Aromatase inhibitors in the treatment of early ER-positive breast cancer in post-menopausal women

Conclusions

• Mono- or sequential therapy with AI increases disease-free survival (DFS) compared to TAM. Prolonged AI therapy after five years of TAM increases DFS compared to placebo.
• Monotherapy with AI increases overall survival (OS), sequential or prolonged AI therapy however, does not obviously increase OS.
• AI therapy increases the risk for fractures compared to TAM, but decreases the risk for uterine cancer and deep vein thrombosis.
• No significant differences between AI and TAM are seen regarding side-effects on the heart and brain vasculatures, or death without recurrence.

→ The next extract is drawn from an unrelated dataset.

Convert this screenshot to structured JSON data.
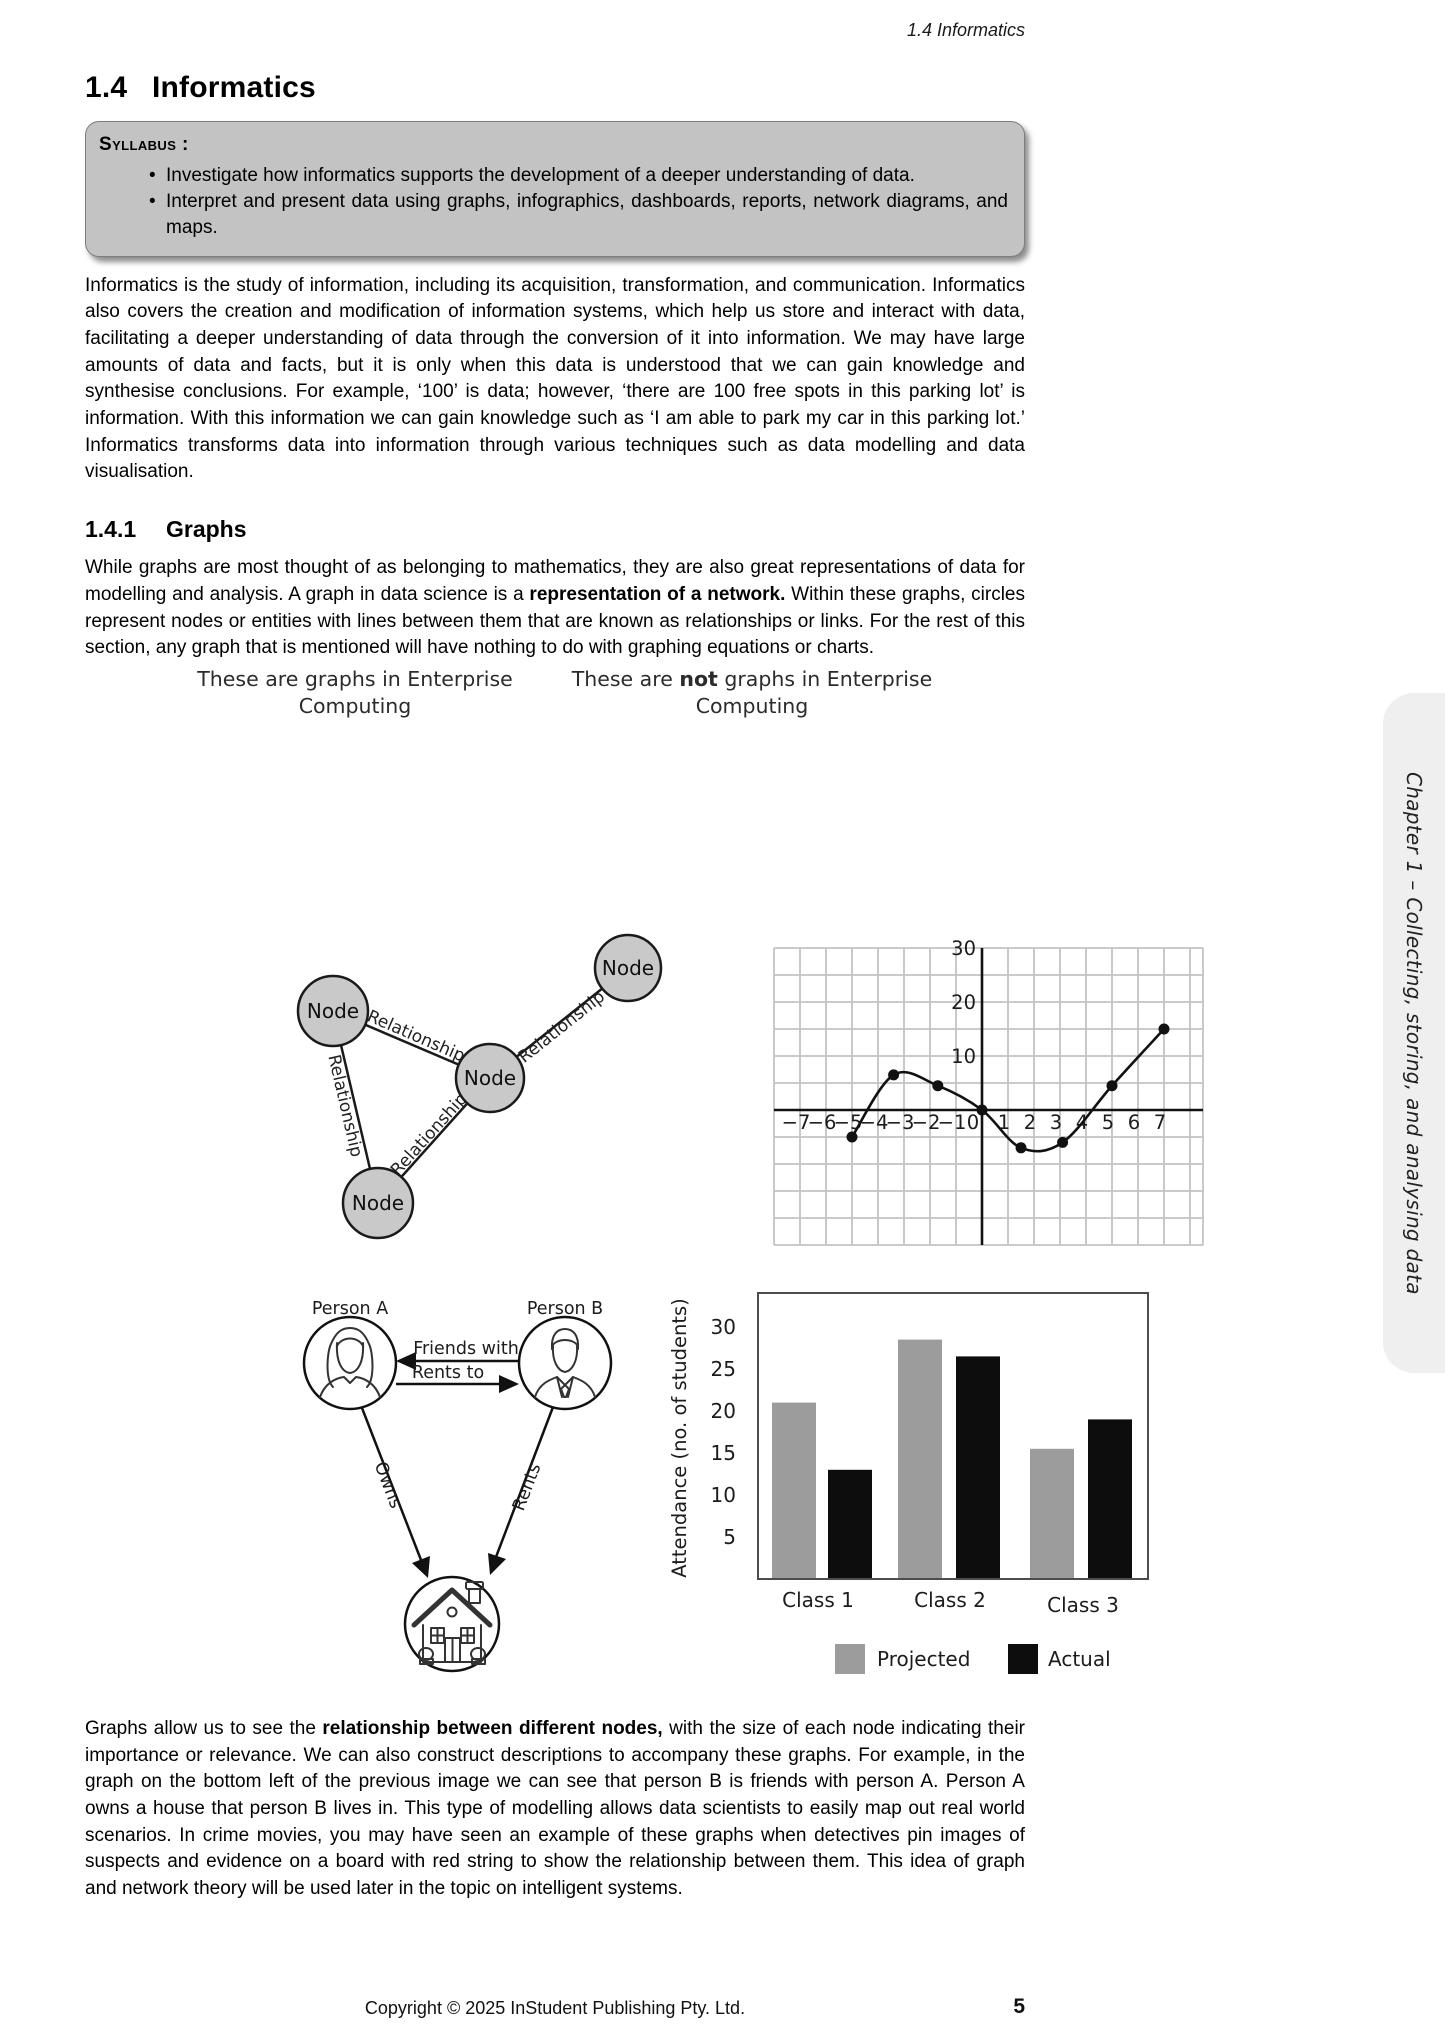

• Scientific evidence is insufficient to be able to say if there are any clinically relevant differences between AI and TAM regarding their effect on cognitive function (thought and memory function).
• No significant differences between AI and TAM have been seen regarding health-related quality-of-life. The presence of oestrogen receptors (ER) in a tumour is predictive of a positive result from hormone treatment whether it be with AI or with TAM. However the difference in effect between AI and TAM can not be predicted by ER. The presence of progesterone receptors (PgR), proliferation indicators, or overexpression of HER2 have no predictive value regarding success of treatment with AI versus TAM.
• Before the patent period expired, treatment with AI probably cost no more than 430,000 SEK per QALY regardless of whether it was given as mono-, sequential or prolonged therapy. The price of AI, and thus the cost per QALY, has since fallen considerably almost certainly making AI cost-effective.